Over the past few years, we have been replacing our older, less efficient windows with newer, double paned, triple EEE rated, energy efficient ones. It took time because, well, window replacement is not cheap. (BTW-quick plug: if you are in the Phoenix area, Affordable Windows offers a great product and has the best installers on the planet. And, no, I don’t get anything for referring them, but we used another company for the first batch of windows and I can verify that I know great window installers from not-so-great.)
As you can see, my office has a great window with a view of the back yard and our amazing, prolific lemon tree. (Please, ignore the rest of the back yard, which is a still work in progress.)
This window was also one of the last needing replacement as it was part of a newer add-on section of the house than those that were part of the original build. We had all the 1950-era ones replaced first, since they were the least efficient. And for those who are wondering, yes, we have seen noticeable savings on our utility bills.

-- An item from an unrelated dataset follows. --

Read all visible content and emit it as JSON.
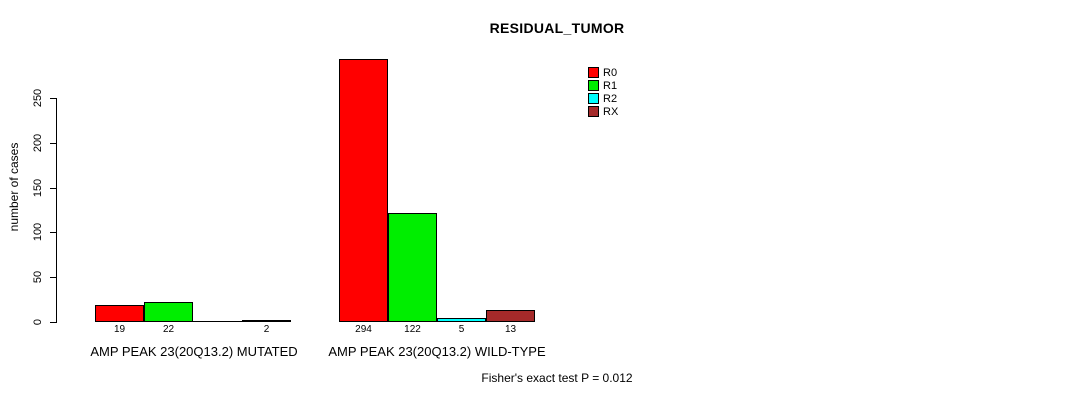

The office window is a little over 4 feet wide, with a sill that is just under 4 inches deep. Because the existing window leaked dust, and the cats like to sit on the sill, what was originally a white ledge had turned gray in places, so needed some TLC. But I decided not to simply repaint. I say it’s because the cats were just going to dirty it up again, even with a fancy new non-leaky window. My husband simply nodded and said, “I can tell you need a craft fix, so carry on.”

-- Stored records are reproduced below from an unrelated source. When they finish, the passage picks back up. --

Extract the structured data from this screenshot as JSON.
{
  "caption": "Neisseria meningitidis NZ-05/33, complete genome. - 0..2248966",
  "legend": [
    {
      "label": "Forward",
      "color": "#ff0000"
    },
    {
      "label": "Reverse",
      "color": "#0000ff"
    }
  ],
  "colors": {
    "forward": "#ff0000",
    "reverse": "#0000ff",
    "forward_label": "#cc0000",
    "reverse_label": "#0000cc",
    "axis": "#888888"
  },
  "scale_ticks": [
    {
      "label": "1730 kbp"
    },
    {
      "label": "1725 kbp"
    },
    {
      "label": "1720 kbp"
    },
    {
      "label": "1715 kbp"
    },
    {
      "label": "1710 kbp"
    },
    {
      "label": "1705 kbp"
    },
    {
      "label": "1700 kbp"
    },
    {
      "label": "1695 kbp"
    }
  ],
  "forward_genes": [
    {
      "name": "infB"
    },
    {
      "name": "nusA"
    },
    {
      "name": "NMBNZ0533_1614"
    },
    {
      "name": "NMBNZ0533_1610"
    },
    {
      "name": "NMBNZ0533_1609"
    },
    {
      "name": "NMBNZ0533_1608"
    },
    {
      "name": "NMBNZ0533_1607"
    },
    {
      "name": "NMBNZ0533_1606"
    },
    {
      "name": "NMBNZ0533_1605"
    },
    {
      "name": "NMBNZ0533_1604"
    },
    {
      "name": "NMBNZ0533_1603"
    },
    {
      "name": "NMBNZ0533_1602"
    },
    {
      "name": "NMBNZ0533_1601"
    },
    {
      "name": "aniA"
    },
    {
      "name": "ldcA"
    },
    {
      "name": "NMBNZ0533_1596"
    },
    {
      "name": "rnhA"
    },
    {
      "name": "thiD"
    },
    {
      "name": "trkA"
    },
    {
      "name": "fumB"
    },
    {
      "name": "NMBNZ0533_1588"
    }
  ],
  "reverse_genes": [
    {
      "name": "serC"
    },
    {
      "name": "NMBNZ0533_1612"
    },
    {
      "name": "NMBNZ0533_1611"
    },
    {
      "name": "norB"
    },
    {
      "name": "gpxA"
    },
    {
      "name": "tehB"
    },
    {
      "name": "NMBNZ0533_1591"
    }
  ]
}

At any rate, I decided I wanted something more creative in my writing space. Thus, began my first foray into tiling.
The room has dark green floor tile that is so dark it looks black, and the fixtures are brushed nickel. I chose a blue mosaic glass tile with hints of green because I like the way it catches the light. Also, the 4mm tile size seemed like it would be best for the size of the project. Also, they can be cut with hand-held tile cutters and I wouldn’t need a tile saw. I also opted for premixed grout that could be used as the tile set, which also simplified the task.

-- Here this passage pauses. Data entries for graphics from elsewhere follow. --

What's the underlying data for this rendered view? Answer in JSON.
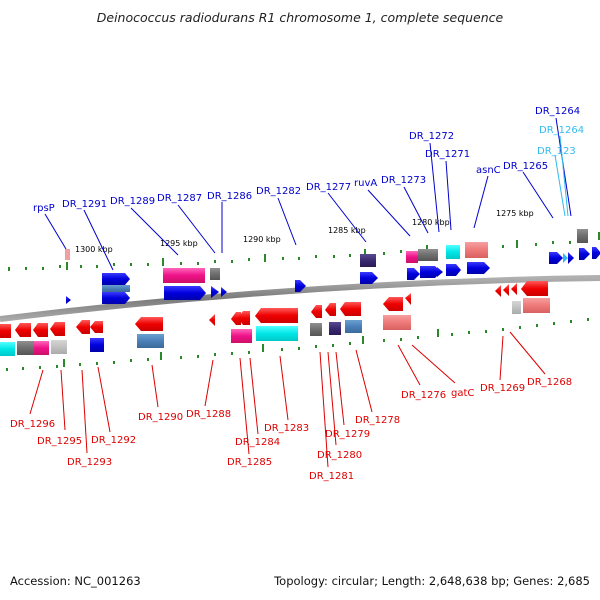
{
  "title": "Deinococcus radiodurans R1 chromosome 1, complete sequence",
  "footer": {
    "accession": "Accession: NC_001263",
    "summary": "Topology: circular; Length: 2,648,638 bp; Genes: 2,685"
  },
  "scale_labels": [
    "1300 kbp",
    "1295 kbp",
    "1290 kbp",
    "1285 kbp",
    "1280 kbp",
    "1275 kbp"
  ],
  "colors": {
    "forward_label": "#0000cc",
    "forward_label_alt": "#33bbee",
    "reverse_label": "#dd0000",
    "backbone": "#8c8c8c",
    "tick": "#2a8a2a"
  },
  "forward_genes": [
    "rpsP",
    "DR_1291",
    "DR_1289",
    "DR_1287",
    "DR_1286",
    "DR_1282",
    "DR_1277",
    "ruvA",
    "DR_1273",
    "DR_1272",
    "DR_1271",
    "asnC",
    "DR_1265",
    "DR_1264",
    "DR_1264",
    "DR_123"
  ],
  "reverse_genes": [
    "DR_1296",
    "DR_1295",
    "DR_1293",
    "DR_1292",
    "DR_1290",
    "DR_1288",
    "DR_1285",
    "DR_1284",
    "DR_1283",
    "DR_1281",
    "DR_1280",
    "DR_1279",
    "DR_1278",
    "DR_1276",
    "gatC",
    "DR_1269",
    "DR_1268"
  ]
}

One issue I ran into was that the tile size I chose did not perfectly fit the sill depth. I considered cutting tiles to fit, but having to cut over four feet worth of 4mm tiles into less than 2mm slices and then filing the edges was daunting. (I wanted a pretty window sill—and possibly a craft-fix—not a month-long tedious project.) So, I found some spacer tile* I liked and decided to place a row of that at the front of the sill. It makes a nice lip, as they are a bit taller than the glass tile, and the dark color actually ties the sill in better with the floor.
I have to admit, once I finished, I could see that the mosaic tile is not perfectly level. I figured out that I didn’t scrape off enough of the set grout before placing the tile. However, it’s only noticeable if you are really looking for it, and I am happy with the final results.
Of course, I will do better on the window sill in my sewing room, which is the next project and will give me some additional tiling practice before I do the bathroom backsplash. Once those are done, I should stop “jonesing” for a hands-on home project for a bit.
*I have since discovered there is such a thing as tile edging and will be checking to see if that will work nicely for future projects.